Root images were scanned with TurboScan (Piksoft Inc, Piedmont, CA, USA) and converted to a PDF format. This was required because a flash from the photo created a glare in the image and RhizoVision was not able to correctly analyze the photo. Thereafter, images were cropped to the paper dimensions. The new files were uploaded to the RhizoVision software, and the dots per inch were calibrated to 326 in RhizoVision (iPhone XR camera specifications). Root systems were larger than the square container used; thus, roots were divided into segments and analyzed. Therefore, measured output from RhizoVision required summing the values within each sample besides average diameter.
Data analysis.
The data presented in tables and figures with associated statistics were analyzed in JMP Pro (16.1.0; SAS Institute, Inc., Raleigh, NC, USA) using analysis of variance (ANOVA) to identify any significant statistical differences across the means of the responses previously described. If significant, post hoc Tukey’s honestly significant difference test (α = 0.05) was used to separate means across two substrates and crop growth performance among irrigation schedules, such as growth index, flower count, chlorophyll content, dry weights, and root growth (total length, number of root tips, number of branching points, average diameter, and total surface area).
All tensiometer and lysimetry data were analyzed in JMP Pro (16.1.0). Weekly mean substrate matric potential values were calculated in the upper and lower strata and Θ. In addition, an ANOVA was used to identify any significant statistical differences in means of matric and Θ values within irrigation schedules across substrate treatments. Pearson’s pairwise correlation was used to determine the strength of these linear relationships.
Results and Discussion
Substrate physical properties.
There are unique relationships between substrate particle diameter classifications and their respective physical and hydraulic properties (Nkongolo and Caron 1999). For peat-based substrates, 60% of the particle diameters were < 2.0 mm, whereas 70% of the bark substrate particle diameters were > 2.0 mm (Table 1; Fig. 1). Decreasing substrate particle diameters generally exhibits negative and positive relationships to substrate water and air storage capacities, respectively (Kiran et al. 2021). Due to capillary pore proportions (Puustjarvi and Robertson 1975), large particle substrates such as bark have greater pore sizes (Drzal et al. 1999), which increases substrate drainage (Hoskins et al. 2014) in comparison with other soilless substrates. The bark media retained significantly less water (P = 0.0002) than the peat-based media; however, peat substrates are inherently fibrous and have increased microporosity, which resulted in lower air-filled porosity values than bark (P = 0.0002; Table 1). Altland et al. (2011) and Fields et al. (2021b) described that manipulating substrate particle diameters will often change AS/CC balances, while having little to no effect on substrate TP values as observed herein (Table 1).
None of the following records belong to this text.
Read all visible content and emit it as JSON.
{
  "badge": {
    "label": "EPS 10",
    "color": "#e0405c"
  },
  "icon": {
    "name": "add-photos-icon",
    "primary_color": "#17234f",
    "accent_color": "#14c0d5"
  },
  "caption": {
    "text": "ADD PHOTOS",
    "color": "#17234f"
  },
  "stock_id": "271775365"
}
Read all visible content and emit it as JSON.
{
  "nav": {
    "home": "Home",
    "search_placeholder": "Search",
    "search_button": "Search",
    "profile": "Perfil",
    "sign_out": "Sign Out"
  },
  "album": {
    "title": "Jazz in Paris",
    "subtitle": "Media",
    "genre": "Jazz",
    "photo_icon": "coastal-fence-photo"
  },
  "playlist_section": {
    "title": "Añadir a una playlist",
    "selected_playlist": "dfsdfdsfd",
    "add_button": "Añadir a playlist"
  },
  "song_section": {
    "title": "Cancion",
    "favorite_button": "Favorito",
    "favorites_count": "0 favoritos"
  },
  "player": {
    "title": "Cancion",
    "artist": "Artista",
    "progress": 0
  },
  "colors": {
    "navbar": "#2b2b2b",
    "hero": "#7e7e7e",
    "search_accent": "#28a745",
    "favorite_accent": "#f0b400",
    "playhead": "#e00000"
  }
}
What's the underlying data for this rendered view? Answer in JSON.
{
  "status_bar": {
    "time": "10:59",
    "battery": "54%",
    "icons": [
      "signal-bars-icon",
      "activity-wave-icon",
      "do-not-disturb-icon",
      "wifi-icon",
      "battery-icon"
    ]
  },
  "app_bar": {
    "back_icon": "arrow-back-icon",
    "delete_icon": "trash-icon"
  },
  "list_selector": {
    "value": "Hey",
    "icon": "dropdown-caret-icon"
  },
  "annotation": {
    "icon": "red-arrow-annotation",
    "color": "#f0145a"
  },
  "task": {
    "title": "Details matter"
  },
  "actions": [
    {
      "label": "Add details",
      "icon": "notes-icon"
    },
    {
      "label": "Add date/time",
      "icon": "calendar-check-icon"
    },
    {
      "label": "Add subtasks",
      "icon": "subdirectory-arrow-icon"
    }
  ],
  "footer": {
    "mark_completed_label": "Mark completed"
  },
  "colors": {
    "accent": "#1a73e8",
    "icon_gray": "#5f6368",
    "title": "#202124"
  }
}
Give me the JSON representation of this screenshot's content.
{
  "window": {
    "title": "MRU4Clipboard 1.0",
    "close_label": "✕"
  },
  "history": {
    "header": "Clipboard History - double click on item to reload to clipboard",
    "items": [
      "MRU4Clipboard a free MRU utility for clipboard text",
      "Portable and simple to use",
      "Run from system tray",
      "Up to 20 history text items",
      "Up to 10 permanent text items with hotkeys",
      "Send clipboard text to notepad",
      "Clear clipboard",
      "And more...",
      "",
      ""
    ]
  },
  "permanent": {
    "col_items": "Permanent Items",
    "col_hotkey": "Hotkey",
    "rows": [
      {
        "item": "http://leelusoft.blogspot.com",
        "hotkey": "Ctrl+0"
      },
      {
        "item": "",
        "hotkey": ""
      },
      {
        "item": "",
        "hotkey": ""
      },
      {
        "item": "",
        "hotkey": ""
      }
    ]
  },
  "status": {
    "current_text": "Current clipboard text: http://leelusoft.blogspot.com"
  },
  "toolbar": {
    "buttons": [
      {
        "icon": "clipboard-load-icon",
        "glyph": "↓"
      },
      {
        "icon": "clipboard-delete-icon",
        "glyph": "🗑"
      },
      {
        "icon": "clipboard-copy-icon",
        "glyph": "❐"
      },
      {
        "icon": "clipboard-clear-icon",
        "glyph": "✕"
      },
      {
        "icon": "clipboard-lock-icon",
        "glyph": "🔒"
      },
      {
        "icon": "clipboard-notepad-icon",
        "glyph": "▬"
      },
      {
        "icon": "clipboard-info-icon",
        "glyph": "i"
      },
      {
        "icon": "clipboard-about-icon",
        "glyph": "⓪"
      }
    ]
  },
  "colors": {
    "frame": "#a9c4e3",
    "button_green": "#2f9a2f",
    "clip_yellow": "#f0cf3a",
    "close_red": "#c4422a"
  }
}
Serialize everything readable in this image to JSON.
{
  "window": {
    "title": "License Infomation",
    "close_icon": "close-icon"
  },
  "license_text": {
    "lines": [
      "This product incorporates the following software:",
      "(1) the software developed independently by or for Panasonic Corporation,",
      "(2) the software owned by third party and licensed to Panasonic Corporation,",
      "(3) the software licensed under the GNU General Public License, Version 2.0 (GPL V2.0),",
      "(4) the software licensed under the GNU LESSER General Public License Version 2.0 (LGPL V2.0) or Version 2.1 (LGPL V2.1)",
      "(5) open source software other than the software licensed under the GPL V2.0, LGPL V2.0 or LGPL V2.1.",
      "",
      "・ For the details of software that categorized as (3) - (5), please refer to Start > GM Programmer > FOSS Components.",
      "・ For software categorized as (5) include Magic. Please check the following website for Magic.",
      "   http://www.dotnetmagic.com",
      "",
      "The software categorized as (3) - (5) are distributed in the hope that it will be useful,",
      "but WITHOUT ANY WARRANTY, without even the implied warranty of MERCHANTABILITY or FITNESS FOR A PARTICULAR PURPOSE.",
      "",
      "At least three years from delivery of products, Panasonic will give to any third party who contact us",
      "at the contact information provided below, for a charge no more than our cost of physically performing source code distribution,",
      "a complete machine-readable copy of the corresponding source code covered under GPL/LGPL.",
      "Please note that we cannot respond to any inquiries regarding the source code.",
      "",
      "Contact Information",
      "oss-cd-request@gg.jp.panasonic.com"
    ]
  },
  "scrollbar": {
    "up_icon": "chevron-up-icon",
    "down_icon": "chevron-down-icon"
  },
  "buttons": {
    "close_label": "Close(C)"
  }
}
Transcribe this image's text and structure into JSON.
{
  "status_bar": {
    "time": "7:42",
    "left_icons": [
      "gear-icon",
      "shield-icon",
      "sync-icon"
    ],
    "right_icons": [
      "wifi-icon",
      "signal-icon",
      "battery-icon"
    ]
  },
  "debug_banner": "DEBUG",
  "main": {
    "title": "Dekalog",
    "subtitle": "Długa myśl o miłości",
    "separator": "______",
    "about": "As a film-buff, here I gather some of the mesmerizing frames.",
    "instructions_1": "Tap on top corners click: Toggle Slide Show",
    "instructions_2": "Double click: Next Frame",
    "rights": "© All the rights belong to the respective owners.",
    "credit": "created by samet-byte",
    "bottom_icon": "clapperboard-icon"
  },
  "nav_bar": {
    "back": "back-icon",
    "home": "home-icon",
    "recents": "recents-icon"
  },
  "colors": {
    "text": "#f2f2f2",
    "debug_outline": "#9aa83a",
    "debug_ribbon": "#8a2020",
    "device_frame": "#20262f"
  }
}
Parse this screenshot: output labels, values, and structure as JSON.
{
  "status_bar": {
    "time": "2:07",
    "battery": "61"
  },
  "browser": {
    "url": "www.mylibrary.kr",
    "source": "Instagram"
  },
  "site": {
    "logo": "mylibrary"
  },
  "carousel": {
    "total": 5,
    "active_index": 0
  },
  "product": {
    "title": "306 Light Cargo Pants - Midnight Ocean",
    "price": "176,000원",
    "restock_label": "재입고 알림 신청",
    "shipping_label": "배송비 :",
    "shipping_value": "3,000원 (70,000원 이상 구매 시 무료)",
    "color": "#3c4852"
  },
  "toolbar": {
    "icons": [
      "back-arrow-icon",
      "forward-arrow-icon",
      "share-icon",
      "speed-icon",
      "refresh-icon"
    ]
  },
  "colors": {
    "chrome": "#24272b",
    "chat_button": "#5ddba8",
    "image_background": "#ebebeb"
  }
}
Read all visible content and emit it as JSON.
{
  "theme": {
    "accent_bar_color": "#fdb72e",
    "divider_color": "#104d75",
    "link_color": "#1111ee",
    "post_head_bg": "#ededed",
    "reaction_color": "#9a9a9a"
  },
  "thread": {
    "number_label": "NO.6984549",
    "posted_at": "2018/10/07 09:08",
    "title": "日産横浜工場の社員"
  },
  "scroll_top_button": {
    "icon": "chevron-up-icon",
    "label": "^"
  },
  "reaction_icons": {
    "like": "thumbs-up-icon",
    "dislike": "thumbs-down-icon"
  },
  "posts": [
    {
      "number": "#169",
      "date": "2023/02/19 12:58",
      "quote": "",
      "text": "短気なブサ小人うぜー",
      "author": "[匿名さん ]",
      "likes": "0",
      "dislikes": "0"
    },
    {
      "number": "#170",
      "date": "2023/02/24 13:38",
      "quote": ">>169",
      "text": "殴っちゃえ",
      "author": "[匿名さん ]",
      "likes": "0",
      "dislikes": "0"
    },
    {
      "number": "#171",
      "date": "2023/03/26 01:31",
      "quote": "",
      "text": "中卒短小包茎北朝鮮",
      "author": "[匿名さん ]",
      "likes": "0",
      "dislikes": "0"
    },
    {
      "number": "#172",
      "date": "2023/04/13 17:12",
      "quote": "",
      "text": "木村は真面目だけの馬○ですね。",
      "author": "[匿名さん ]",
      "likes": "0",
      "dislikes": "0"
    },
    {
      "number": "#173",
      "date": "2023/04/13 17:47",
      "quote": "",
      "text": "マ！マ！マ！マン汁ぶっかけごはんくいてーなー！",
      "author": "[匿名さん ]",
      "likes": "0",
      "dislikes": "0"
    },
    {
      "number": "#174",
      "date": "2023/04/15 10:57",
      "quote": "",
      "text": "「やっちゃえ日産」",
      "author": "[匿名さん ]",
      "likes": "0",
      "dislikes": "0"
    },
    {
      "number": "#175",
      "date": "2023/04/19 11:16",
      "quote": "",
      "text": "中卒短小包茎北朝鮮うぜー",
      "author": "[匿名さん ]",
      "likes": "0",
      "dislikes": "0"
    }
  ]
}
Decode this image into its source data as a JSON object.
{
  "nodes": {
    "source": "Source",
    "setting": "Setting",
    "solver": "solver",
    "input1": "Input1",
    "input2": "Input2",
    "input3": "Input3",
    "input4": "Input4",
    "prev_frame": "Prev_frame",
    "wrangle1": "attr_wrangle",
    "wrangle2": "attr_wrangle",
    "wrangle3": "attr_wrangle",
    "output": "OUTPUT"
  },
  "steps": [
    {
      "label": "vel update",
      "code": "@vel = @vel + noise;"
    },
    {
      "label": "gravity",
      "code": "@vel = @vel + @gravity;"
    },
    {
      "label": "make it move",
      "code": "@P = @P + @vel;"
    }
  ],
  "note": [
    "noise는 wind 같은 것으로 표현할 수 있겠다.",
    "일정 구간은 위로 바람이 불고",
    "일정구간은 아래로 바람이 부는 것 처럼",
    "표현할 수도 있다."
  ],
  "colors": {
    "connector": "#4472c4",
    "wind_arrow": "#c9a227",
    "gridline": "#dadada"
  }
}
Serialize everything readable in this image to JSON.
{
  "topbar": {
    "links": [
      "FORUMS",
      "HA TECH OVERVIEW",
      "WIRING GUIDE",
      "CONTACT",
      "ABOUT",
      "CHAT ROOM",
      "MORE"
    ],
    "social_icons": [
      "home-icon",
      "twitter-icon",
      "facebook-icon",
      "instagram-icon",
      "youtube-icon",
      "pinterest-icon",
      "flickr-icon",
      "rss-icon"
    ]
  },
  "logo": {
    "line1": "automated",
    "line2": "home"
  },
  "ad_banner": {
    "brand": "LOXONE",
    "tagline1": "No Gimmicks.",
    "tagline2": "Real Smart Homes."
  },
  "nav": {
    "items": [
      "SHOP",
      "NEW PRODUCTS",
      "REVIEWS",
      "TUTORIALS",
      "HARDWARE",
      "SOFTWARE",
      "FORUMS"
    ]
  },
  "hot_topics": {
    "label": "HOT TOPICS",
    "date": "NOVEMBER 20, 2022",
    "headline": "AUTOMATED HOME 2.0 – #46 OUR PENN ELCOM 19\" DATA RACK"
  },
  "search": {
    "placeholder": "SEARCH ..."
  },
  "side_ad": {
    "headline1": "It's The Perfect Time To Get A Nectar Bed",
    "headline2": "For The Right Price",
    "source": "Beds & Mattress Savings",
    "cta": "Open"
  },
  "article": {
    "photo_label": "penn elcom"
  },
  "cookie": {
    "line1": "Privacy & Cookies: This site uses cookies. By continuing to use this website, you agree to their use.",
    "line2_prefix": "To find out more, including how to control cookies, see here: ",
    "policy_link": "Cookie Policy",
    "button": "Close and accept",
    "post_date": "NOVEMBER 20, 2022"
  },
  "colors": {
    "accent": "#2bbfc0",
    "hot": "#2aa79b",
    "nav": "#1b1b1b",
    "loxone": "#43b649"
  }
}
Static physical properties and particle size distribution of two substrates. Components include an unscreened conventional pine bark and a peat-based (50% Canadian Sphagnum Peat Moss, Aged Pine Bark, Perlite, and Vermiculate) substrate.
Evaluating crop production.
On study initiation, all crops were equivalent in size in both the control (P = 0.7046) and deficit (P = 0.2842) irrigation schedules (Fig. 2). Plant shoot growth increased similarly across treatments throughout the study, where midway through production, it appears that crops grown in nonstratified systems were slightly larger under both irrigation treatments (Fig. 2). However, there were no detectable differences in the final crop growth index on study culmination under either irrigation regimen or substrate system (Fig. 2). Plants grown with more frequent irrigation events had a greater final growth index than plants grown with less frequent irrigation (P = 0.0291), regardless of substrate system (P = 0.7607; Fig. 2). Crop growth in a nonstratified system irrigated regularly appeared to stop growing in the final two growth index measurements, whereas crops grown in a stratified system irrigated regularly continued to grow. Criscione et al. (2022a) received similar results, although in a deficit irrigation, traditionally grown crops near the end of the study began to decrease in growth while all stratified treatments continued to outperform crops grown in nonstratified systems. There was a significant main effect on shoot biomass for both substrate (P = 0.0025) and irrigation (P = 0.0051), where crops grown in stratified substrate systems under deficit irrigations weighed less than all other treatment combinations in the final harvest (Table 2). Nevertheless, despite statistical differences in shoot biomass, there were few differences in crop marketability and growth, providing insight that growers can possibly shift their substrate systems and still produce salable crops (Fig. 3).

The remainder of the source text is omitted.